For a homeowner with a house worth $371,000, the currently-projected 3.23-per-cent increase means they'll pay $60.95 more on their taxes in 2020 than in 2019.
That's not as big a bump as the one from 2018 to 2019, when people in the same house bracket faced a year-over-year hike of $81.
That's because city councillors worked with the city earlier this year to bring the 2020 property tax hike down from the city's originally-set target of 3.94 per cent.
And it could go down even more than 3.23 per cent once city councillors start going through the budget section by section during a three-day session scheduled to begin on Nov. 25.
Here are four other big takeaways from the 2020 city budget.
More police officers
In the midst of a record year for homicides in the city and concerns about community safety, the Saskatoon Police Service — which technically submits its own budget — is planning to hire three new on-street officers in 2020, and another four in 2021.
Police Chief Troy Cooper has previously told CBC News that additional hires in more specialized jobs in 2020 are meant to allow street cops currently taken up with that work to return to the street.

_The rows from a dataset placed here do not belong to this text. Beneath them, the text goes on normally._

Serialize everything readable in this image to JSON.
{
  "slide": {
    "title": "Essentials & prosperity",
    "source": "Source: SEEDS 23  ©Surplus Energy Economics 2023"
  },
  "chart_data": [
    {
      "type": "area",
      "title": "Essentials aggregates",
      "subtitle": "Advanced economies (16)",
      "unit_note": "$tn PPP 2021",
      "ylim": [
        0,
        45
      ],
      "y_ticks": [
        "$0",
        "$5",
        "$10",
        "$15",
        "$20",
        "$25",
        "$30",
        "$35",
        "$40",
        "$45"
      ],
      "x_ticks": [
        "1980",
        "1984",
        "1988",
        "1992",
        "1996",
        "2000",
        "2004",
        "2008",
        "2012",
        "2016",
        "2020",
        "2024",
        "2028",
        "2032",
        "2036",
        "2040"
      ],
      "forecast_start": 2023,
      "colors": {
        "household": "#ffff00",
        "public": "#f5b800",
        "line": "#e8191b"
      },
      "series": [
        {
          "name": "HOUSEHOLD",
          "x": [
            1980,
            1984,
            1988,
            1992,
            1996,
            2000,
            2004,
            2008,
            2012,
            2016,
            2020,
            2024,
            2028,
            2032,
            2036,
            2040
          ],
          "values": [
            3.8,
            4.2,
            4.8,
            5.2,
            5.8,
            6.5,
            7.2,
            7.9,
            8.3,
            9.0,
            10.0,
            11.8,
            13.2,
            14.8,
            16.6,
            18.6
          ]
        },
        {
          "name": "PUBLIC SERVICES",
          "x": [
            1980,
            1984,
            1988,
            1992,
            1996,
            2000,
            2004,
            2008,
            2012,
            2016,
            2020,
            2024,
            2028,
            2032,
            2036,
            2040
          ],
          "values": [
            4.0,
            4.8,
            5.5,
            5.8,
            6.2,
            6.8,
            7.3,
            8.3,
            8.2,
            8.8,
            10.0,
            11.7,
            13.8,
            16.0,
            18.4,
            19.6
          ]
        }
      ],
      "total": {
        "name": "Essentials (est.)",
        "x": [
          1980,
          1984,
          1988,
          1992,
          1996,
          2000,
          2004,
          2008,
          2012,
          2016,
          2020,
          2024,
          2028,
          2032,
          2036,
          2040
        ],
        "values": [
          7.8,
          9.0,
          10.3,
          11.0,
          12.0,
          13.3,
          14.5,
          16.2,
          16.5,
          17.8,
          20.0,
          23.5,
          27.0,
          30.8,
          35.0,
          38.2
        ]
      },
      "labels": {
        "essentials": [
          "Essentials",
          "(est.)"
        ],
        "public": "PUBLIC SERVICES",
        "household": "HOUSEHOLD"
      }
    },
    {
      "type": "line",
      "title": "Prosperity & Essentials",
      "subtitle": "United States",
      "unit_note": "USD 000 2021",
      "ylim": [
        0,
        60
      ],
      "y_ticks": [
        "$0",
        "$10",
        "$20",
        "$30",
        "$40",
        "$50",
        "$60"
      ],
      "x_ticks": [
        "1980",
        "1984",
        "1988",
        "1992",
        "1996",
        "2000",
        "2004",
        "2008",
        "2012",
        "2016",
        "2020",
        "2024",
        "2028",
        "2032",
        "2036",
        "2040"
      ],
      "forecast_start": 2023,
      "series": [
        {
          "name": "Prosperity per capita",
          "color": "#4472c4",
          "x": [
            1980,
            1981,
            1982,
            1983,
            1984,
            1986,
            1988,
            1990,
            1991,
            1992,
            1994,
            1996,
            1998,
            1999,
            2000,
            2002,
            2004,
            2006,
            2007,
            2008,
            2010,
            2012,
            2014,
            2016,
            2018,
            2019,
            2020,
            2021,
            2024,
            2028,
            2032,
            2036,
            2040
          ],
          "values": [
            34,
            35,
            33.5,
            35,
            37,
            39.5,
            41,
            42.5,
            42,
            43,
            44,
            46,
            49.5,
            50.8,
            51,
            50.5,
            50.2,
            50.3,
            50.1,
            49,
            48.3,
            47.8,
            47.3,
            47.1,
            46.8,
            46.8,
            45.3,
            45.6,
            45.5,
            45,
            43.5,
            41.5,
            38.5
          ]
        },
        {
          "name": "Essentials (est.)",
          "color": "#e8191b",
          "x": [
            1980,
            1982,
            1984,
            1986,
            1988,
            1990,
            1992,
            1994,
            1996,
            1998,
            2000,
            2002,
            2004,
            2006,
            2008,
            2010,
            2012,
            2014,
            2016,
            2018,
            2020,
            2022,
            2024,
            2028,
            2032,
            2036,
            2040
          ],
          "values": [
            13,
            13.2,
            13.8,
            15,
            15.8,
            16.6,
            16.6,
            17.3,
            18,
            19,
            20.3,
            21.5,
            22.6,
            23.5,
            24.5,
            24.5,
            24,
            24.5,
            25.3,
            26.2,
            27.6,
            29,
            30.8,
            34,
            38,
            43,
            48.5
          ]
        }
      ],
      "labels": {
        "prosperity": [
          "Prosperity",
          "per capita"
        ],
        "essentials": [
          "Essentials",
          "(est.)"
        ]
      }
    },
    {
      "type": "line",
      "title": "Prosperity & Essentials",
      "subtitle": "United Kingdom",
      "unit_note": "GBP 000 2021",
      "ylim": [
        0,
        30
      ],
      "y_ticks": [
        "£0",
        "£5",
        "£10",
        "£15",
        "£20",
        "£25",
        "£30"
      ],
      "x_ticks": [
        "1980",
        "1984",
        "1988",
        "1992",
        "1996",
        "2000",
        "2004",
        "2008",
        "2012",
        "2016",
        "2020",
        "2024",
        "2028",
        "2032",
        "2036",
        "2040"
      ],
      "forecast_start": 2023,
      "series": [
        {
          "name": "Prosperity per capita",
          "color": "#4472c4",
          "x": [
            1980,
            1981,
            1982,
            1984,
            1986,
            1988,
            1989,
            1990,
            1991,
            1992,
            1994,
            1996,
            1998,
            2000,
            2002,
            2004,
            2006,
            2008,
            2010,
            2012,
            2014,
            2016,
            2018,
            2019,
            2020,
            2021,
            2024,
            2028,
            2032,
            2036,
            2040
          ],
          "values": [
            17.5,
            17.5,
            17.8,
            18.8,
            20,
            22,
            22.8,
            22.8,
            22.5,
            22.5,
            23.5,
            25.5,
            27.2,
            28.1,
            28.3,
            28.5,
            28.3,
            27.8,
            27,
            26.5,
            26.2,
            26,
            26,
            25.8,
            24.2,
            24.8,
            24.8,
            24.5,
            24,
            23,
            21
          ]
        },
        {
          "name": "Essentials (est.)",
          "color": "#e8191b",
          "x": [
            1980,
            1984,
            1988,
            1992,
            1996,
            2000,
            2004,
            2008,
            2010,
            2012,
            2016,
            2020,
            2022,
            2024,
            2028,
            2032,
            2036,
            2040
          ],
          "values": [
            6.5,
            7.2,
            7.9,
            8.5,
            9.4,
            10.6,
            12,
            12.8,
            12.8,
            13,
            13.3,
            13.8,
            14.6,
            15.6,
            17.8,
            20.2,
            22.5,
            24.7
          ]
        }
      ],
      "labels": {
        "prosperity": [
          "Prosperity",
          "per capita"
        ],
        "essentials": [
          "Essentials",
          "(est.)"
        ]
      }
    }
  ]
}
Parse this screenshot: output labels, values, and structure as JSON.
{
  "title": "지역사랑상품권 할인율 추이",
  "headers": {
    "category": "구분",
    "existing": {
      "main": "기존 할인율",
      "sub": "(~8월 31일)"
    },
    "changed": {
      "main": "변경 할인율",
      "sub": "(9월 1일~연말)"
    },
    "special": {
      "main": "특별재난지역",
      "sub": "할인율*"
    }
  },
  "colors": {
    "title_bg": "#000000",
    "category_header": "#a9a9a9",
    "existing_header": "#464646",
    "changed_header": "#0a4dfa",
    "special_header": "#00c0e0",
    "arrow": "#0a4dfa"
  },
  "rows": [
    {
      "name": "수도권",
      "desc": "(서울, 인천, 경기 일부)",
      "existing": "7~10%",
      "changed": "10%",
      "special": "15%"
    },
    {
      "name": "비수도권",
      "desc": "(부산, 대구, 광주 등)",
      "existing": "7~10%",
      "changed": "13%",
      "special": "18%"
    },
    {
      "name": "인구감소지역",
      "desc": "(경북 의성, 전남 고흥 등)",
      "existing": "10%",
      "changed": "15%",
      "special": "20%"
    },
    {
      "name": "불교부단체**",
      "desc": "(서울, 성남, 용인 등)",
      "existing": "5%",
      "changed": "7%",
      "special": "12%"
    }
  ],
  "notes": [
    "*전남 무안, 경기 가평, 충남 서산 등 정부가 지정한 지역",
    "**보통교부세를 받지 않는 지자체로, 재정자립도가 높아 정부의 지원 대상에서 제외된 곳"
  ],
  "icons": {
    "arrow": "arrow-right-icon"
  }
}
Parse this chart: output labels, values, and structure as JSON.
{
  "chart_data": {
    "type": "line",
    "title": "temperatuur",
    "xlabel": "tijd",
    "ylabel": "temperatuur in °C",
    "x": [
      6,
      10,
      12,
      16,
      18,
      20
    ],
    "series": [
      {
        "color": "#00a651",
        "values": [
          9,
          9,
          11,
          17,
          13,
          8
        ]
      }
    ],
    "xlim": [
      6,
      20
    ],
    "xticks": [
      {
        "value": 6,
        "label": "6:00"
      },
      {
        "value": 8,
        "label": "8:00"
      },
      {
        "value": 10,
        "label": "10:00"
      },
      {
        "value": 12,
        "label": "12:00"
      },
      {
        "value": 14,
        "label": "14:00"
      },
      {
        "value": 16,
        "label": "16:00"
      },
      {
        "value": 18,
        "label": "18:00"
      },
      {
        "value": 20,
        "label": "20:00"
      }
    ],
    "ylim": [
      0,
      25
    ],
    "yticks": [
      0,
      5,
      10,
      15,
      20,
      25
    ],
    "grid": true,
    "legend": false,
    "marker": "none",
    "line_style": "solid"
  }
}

The increase in officers comes as the union for local officers, the Saskatoon Police Association, has recently ratcheted up its demands for more officers to help alleviate overburdened officers.
Increased user fees
Several user fees are going up.
Different tiers of passes at the Saskatoon Forestry Farm Park and Zoo will go up in the price, with the steepest increase, $5, being for a family season pass (which currently costs $80).
A $20 playpack for the Nutrien Playland will go up in price by $2.50.
"Since 2015, Nutrien Playland operations have experienced increases in operational costs as well as growing demand for enhanced and improved services and amenities," said Clae Hack with the city's finance department. "The proposed admission fee and group rental rates will support the financial objective of 100 per cent cost recovery."
Monthly residential recycling pickup costs will increase by $1.73, due to terms in the city's contract with the service provider.
59 more city staffers
Budget 2020 calls for 59 new full-time positions (or their equivalents) at the city.
Population growth partly accounts for that, Hack said.
"As the city continues to grow, as we add more park spaces, more roadways, we need more staff in order to maintain those and keep the city's current service level at its current standard," Hack said. "Without adding those employees, we'd be stretching current staff thinner, possibly impacting service levels."
Hack added that "this is the lowest FTEs per 100,000 people that we've had since we started keeping track in 2013."
Among the 59 new jobs, SaskTel Centre is adding 4.6 positions that were already approved by city council, including a director of event services and assistant box office supervisor. The positions are meant to keep the aging stadium competitive with other arenas.
At the city proper, the largest increase in staff will happen in the corporate governance and finance divisions, where 8.6 new full-time positions will be added.
Planning for a new library
The 2020 budget plans for a new downtown library, even though the project's future is unclear.
City councillors still have questions about the library service's business case for the project, and it's city council that will ultimately have to approve the library service's borrowing more than $80 million for the project. The full cost is estimated at $154 million.
It's not clear when the public hearing on borrowing will happen.
While the city is asking for money to continue planning a new downtown arena and convention centre, unlike the library, the full cost of an arena is not accounted for in the budget.
"The arena is really in its preliminary stages," Hack said. "As we finish the business case and more decisions are made by council, I think you'll start to see aspects of that appear in future budgets."
One last thing
This is the first Saskatoon budget to forecast property taxes for the next two years. The city is doing this to provide homeowners more certainty about future costs.
But as Clae clarified Wednesday, city councillors will only approve the 2021 budget in principle and give it final approval in late 2020.
Technically, he said, the next city council could make changes to the preliminary 2021 figures approved this year.